Alongside these Irish settings, Harty also set many poems by English, Scottish and American poets. Riccardo Stephens was a Cornish physician, poet and occultist and in his ‘Scythe Song’ we hear the whooshing back-and-forth motion of the scythe in the piano’s soft ripples; there’s a soothing softness in Rudge’s voice as she rejoices, “This is the sound of summer days [ ] Tis sweet, sweet to live.” Lettice B. Hay Shaw died in 1904 at the age of just seventeen, but she left an impressive body of writings. In 1906 Harty published his Three Flower Songs, of which Glynn and Rudge perform two: by simple means in ‘Poppies’ the duo convey the oscillation between remembered passion and present grief, while the beautiful lyricism of ‘Mignonette’ is tinged with both elegy and impassioned conviction.
Nicholls was an esteemed Wagnerian and ‘To the Gods of Harbour and Headland’ (which sets text from J.W. Mackail’s Select Epigrams from the Greek Anthology (1906) and is one of Harty’s Three Sea Prayers) was written for the soprano to perform in the Bechstein Hall in November 1909. In two and a half minutes it makes many demands on both piano and voice, but the performers negotiate the unpredictable and restless material assuredly, and Rudge has the power to rise to the vocal climaxes without strain.

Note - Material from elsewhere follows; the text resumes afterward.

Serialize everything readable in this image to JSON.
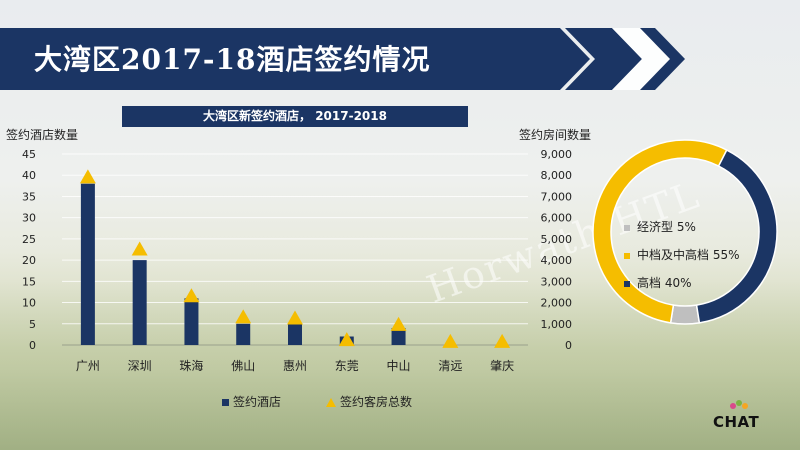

The steadier progress of the Whitman setting, ‘By the Bivouac’s Fitful Flame’, is stately and profound. At the end of the disc, Rudge and Glynn take us back to the seventeenth century: ‘Come, O come, My Life’s Delight’ (Thomas Campion) is a rush of effervescent joy, while ‘Sweet Amaryllis’ (attr. Dowland) has an archaic poise and dignity.
The various personal threads relating to Harty which bind the songs enhance their potency. ‘Your Hand in Mine’ (Harold Simpson) was written for Nicholls to perform at one of Chappell’s Ballad Concerts, and it flows with feeling, rapturous and confident. By contrast, ‘My Thoughts of You’, the text of which is attributed to Harty himself, acquires a tender poignancy when we know that his marriage to Nicholls took unhappy turns. The shine of Rudge’s mezzo and the delicacy of the piano’s interjections seems to embody urgent but fragile hopes.
This disc will give much delight. Despite the apparent formal simplicity of many of the songs, Rudge and Glynn reveal their depth and diversity.
Claire Seymour
[1] Jeremy Dibble, Hamilton Harty: Musical Polymath (Boydell, 2013), p.64. The contextual information presented in this review has been drawn from Dibble; David Greer, Hamilton Harty: his Life and Music (Blackstaff Press, 1979); and Hamilton Harty, Early Memories (ed. Greer) (John Aiken and Son Ltd, 1979).